COP27: 1.5° climate target is dead but climate finance agreement allows us to focus again on cutting emissions

21 十一月 2022

The COP27 conference agreed that rich nations will pay poorer ones compensation for the damage caused by climate change. That was seen as a breakthrough, but many nations were left frustrated by the lack of progress on cutting carbon emissions. The summit came close to collapse after host Egypt refused to allow discussion of phasing out fossil fuels, and European Union ministers threatened to walk out. More fights await: Not least over whether China, now the biggest greenhouse gas emitter, contributes to the fund. [UN climate summit ends in discord after agreeing help for poor nations (FT)] [Climate target of 1.5C died at COP27but hope must not – Guardian]

 

 

Developed countries at a global climate conference agreed to establish a fund to compensate the most vulnerable nations for some future climate-induced damages, a major concession they hope will allow talks to refocus on cutting greenhouse gas emissions.

The deal was the main outcome of COP27 that ended today in Sharm El-Sheikh, Egypt, after two extra days of prolonged and sometimes angry negotiations. The agreement to establish the fund — whose size, exact donors and recipients and start date all remain to be determined — allowed the conference to end without breaking down, with all countries signing on as required.
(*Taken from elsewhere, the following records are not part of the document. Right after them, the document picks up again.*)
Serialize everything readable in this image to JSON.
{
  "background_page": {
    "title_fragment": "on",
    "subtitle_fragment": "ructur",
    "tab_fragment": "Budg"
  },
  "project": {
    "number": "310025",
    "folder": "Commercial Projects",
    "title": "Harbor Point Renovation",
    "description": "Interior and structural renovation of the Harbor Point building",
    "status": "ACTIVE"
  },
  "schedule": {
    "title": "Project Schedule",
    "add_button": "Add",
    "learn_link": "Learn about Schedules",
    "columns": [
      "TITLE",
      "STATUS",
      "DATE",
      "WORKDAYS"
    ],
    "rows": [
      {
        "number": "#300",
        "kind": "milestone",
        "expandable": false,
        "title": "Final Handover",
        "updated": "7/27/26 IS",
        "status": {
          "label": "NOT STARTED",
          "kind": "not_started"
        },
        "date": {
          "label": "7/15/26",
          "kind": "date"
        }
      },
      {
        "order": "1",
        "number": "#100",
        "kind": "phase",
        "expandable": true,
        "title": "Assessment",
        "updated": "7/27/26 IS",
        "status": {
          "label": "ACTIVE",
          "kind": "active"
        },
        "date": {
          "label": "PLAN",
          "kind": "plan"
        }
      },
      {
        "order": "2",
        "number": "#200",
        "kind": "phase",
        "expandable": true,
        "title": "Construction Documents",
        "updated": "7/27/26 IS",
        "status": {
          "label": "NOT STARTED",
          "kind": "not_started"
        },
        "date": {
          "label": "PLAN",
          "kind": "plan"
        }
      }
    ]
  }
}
When the Egyptian government, a close ally of Saudi Arabia and overseer of the negotiations, declined to put the fossil fuel phase-out up for formal consideration, the European Union backed off threats to walk away from the conference, saying the establishment of the climate damage fund was critical.

The pact on so-called “loss  and damage” funding, indirect acknowledgment that developing countries are suffering from the consequences of greenhouse gasses caused by the developed world, was one of the few bright spots of a gathering that delivered little in terms of broadly raising ambitions to cut greenhouse gas emissions compared to last year’s conference in Glasgow, Scotland.

The main effort to ramp up ambitions — a call to expand last years’ focus on ending the use of coal to include all fossil fuels — ended with only a repeat-mention of phasing out coal and fossil fuel subsidies.

That partly reflected the influence of oil-and-gas producers, including the United States, who rejected a proposal to phase out all fossil fuels. Industry critics denounced the more than 160 oil and gas industry representatives attending the conference, up about 50% from Glasgow.

Oil and gas producing countries fared much better here than they did at last year’s in Glasgow. There, before the war in Ukraine and the global energy crisis it spurred, a hard-charging U.K. host allied itself with a Europe confident it was progressing smoothly towards clean energy. They all but banished petro-states and big oil and gas companies.

All that changed in Egypt, which cut gas deals on the sidelines of the gathering and is financially dependent on Persian Gulf oil states Saudi Arabia and the United Arab Emirates. The Saudis had the second-largest pavilion, behind the host itself. The United Arab Emirates, which will host the next climate conference, COP28, sported the largest delegation.